“Project Echo will revolutionize the magnitude to which developers can integrate with eBay.”
Open source has made a considerable effect on the “offline” world of packaged software, and perhaps having more important consequences on the web world.
In the latest sign of the significance of openness to development in a SaaS world, eBay announced that it will open up its Selling Manager tool used by 700,000 of its merchants to outside developers, the next step in a continuous effort to promote the creation of applications for its online marketplace.
For the first time, eBay will feature third-party applications within Selling Manager, a tool merchants use to manage their eBay listings, the company plans to announce at its annual eBay Developers Conference in Chicago.
“We are taking our open [application development] platform to the next level,” said Max Mancini, eBay’s senior director of mobile platform and disruptive innovation.
“Opening eBay.com directly to third-party applications through the Selling Manager gives developers an immediate channel to growth-minded eBay sellers,” an eBay spokesman said.
The new platform commencements are noteworthy in that they enable developers even more opportunities to make more money with eBay. eBay claims that their developer program currently has 70,000 members who have created approximately 12,000 live applications.
“We are announcing opening up the eBay.com site for developers and in the process enabling a new revenue generating channel for developers,” Kumar Kandaswamy, Senior Manager, Developer Platform Strategy, eBay Developers Program, said in a statement. “With Project Echo, the next generation eBay platform that is being announced, developers can embed their applications where hundreds of thousands of sellers manage their businesses on the eBay.com site.”
Selling Manager is an extremely popular tool among eBay merchants, but so far has only attributed applications created by the company. However, eBay now recognizes that it cannot extend the tool’s functionality on its own in a way that meets all of its users’ demands and requirements, Mancini said.
Kandaswamy observed that currently there are built in tools for eBay sellers today, but as sellers grow their businesses the need for additional capabilities have grown; the new developer initiative.
“One of the tools that eBay provides is the selling manager tool and we have over 700,000 sellers subscribing to the tool,” Kandaswamy explained. “What we are allowing developers to do is to embed their application through this framework where their applications will show up as an advanced selling feature so sellers could subscribe to the feature.”

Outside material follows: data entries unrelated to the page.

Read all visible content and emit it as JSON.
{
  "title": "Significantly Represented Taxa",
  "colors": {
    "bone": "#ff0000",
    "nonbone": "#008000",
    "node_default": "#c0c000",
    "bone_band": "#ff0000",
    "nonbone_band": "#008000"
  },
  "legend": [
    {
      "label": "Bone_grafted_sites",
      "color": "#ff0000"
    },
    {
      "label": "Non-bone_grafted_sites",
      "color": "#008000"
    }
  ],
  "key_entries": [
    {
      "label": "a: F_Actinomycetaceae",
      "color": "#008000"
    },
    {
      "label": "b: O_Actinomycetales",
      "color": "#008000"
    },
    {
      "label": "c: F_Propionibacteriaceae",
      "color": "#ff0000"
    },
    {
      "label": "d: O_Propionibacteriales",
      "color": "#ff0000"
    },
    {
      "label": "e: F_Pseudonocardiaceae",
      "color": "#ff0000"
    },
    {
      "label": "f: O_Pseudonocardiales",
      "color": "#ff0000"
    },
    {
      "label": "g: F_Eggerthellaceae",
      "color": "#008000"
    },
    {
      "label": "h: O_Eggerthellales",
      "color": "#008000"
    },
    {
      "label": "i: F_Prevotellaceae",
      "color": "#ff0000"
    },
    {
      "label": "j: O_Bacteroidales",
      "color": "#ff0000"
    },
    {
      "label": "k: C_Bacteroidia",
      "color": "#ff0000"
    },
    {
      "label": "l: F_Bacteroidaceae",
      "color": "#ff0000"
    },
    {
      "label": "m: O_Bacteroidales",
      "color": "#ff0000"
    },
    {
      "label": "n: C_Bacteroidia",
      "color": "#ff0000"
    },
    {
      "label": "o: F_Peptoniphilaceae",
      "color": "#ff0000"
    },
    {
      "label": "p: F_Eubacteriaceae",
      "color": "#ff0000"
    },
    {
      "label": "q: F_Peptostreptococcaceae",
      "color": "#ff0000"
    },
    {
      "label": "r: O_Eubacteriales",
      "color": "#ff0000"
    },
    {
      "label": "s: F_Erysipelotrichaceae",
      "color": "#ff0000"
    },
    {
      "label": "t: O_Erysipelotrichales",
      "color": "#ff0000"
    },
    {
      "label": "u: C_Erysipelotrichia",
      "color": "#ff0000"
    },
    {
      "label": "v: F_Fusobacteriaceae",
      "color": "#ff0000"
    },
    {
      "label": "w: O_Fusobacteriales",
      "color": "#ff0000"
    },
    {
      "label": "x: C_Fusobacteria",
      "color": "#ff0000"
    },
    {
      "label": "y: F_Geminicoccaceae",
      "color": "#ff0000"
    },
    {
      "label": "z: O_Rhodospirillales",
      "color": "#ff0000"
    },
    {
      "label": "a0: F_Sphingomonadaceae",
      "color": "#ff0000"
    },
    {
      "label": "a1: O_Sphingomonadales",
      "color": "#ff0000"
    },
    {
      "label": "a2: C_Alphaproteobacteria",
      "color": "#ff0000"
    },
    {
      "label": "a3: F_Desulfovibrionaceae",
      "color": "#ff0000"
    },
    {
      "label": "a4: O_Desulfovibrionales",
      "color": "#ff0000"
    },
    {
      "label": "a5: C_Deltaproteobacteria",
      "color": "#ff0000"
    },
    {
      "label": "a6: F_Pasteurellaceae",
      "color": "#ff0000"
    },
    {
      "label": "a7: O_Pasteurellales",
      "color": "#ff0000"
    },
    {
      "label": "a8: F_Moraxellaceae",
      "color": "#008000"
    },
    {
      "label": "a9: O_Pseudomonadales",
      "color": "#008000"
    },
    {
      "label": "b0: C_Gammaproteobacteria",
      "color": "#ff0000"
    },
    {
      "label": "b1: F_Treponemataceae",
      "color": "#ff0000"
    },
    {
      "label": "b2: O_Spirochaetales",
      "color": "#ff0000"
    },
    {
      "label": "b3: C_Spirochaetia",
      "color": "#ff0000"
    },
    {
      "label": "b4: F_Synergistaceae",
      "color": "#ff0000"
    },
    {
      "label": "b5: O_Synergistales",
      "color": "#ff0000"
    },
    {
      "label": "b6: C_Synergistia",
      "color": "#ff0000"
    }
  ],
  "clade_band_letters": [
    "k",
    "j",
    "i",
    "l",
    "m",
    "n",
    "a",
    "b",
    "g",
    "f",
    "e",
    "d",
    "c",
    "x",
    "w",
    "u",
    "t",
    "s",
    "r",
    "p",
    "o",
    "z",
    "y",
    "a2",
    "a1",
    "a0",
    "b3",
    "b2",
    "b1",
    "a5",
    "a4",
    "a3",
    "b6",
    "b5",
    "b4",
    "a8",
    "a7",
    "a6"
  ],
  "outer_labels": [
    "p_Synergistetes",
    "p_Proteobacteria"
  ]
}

eBay is attempting to help outside developers market their applications more effectively, by providing them more direct and targeted access to the type of professional seller that typically uses Selling Manager, Mancini said.
“One of the biggest requests from developers is how we can help them to promote and distribute their applications to sellers,” Mancini said.
Developers who participate in Project Echo will also get access to previously unavailable merchant data via new APIs, so that they can enrich their applications with additional functionality, Mancini said.
eBay’s new program is only in its emerging stages of development. But the company says its pro sellers that already use advanced selling features in Selling Manager will be able to find and subscribe to third-party tools the same way they do now for eBay-developed tools.
By turning Selling Manager into an open platform, eBay thinks it will be able to boost the visibility of third-party applications for the benefit of both the developers who create them and the merchants who adopt them.
The program, called Project Echo, is now in a closed, early-stage testing phase, and will open up to public testing at the start of the fourth quarter. A more sophisticated public beta test is slated for the first quarter and the official launch is planned for mid-2009.
Merchants will be able to browse and search an applications directory for tools and applications that could help them run their eBay business. In addition, eBay will also deliver to them contextually relevant promotions for such tools and applications, based on what the company knows about the merchants.
On a final note, eBay is also at last making publicly available the eBay Client Alert API that was first announced at the eBay developer conference in 2008.
“This API allows lightweight near real time alerts about activities on the eBay platform,” Kandaswamy explained.
“With Echo we are addressing distribution and discoverability,” Kandaswamy said. “We want to make sure sellers can find solutions and use them as they are scaling their business.”